Doğum, büyüme, okul, iş, kariyer, evlilik, ev, çocuk (bu kez çocuğunun bu evrelerine şahit olma), olgunlaşma, yaşlanma, ölüm... Bu rotaya uymadın diye cahil olmazsın. Bu rotada birisini atladın, eksik yaptın ya da yer değişikliği yaparak bu rotaya uymadın diye dışlanmak, cahil yaftası yemek bence cahilliğin en üst seviyesi. Çünkü ben o yolda mutluyum, sende kendi yolunda, kendi rotanda...

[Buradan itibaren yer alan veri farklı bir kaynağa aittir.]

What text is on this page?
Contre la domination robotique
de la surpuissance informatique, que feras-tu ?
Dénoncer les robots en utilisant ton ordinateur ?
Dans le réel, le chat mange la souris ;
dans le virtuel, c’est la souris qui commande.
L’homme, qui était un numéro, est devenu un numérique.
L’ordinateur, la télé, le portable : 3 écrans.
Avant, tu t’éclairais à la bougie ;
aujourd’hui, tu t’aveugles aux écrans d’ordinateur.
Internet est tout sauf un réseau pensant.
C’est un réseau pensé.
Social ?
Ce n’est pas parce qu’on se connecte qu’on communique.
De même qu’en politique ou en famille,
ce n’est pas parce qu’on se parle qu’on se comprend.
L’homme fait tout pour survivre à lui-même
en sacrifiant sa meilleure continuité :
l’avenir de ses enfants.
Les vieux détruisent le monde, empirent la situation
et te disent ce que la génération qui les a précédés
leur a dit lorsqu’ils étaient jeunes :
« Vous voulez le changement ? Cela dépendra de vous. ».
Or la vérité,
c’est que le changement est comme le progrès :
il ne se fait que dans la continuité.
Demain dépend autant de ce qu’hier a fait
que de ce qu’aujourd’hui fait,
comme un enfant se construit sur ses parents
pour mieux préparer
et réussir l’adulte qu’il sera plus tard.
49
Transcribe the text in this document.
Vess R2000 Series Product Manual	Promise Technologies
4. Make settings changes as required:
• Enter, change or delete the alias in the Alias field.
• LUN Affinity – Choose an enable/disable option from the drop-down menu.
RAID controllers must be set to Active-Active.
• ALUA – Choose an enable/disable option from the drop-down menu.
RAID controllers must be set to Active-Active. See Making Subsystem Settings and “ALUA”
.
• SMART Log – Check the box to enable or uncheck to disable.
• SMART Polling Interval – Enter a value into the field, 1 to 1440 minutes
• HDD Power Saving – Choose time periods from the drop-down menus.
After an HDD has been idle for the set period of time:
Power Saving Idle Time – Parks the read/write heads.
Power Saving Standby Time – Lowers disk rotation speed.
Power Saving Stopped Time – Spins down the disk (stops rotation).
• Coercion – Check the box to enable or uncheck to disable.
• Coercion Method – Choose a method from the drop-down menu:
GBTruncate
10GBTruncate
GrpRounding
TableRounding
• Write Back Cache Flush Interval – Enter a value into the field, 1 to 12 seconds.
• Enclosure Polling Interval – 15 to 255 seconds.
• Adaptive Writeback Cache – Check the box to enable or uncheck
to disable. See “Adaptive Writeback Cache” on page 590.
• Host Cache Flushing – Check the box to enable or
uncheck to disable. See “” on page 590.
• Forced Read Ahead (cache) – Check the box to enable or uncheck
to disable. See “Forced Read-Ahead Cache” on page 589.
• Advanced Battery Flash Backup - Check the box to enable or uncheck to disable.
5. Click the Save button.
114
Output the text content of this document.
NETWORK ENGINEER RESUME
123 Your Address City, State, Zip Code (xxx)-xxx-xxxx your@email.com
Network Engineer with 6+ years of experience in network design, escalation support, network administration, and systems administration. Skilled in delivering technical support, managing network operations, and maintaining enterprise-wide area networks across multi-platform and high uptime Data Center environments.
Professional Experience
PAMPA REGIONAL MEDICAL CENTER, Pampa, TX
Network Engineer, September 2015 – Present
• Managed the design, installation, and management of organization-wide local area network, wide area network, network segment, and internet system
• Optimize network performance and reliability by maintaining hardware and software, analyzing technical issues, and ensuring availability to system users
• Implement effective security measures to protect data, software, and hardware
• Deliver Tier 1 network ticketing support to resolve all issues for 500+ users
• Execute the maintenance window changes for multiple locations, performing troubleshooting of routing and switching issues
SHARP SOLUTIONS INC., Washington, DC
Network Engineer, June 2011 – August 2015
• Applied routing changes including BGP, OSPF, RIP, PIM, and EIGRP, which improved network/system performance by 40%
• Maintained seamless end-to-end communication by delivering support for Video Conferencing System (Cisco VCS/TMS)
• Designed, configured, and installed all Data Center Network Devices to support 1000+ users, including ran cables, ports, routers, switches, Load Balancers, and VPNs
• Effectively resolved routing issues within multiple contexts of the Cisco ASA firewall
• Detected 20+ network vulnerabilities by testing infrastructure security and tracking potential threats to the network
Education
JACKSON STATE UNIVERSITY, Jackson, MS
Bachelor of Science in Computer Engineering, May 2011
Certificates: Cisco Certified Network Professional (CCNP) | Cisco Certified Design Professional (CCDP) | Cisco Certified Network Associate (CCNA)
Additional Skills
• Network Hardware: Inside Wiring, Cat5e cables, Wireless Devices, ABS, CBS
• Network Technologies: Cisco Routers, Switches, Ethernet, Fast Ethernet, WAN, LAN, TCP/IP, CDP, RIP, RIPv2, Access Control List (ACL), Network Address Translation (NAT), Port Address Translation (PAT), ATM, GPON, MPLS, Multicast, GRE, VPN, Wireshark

Kimsenin beyninin içini, kimsenin zekasını çıplak gözle göremezsiniz. Kimisi ben zekiyim diye bağıra bağıra söylenir yeri göğü inletir. Kimisi bildiği konularda bile (!) susmayı tercih eder, münakaşaya girmez bile. Çünkü cahille tartışmak insana bir şey katmaz. Herkes sizin gittiğiniz yoldan, izlediğiniz rotadan gitmek zorunda değil... Onun, bunun, şunun... Söylediği şeyler muhakkak olacaktır. Önemli olan tek şey, kendinizi bilmenizdir. Kendini bilen insan kesinlikle kim ne derse desin, takılmaz, üzülmez ve kendini bir başkasının sözleri için yıpratmaz. Tabiri caizse bir kulağından girer diğerinden çıkar. Çünkü kimsenin onayından, süzgecinden geçmek zorunda değildir. Kimseye bir şey kanıtlamaya ihtiyacı yoktur kendini bilen insanın. Kendini bilmek güzel şey. Hele ki, kendini bilmezlerin eleştiri oklarına maruz kalırken.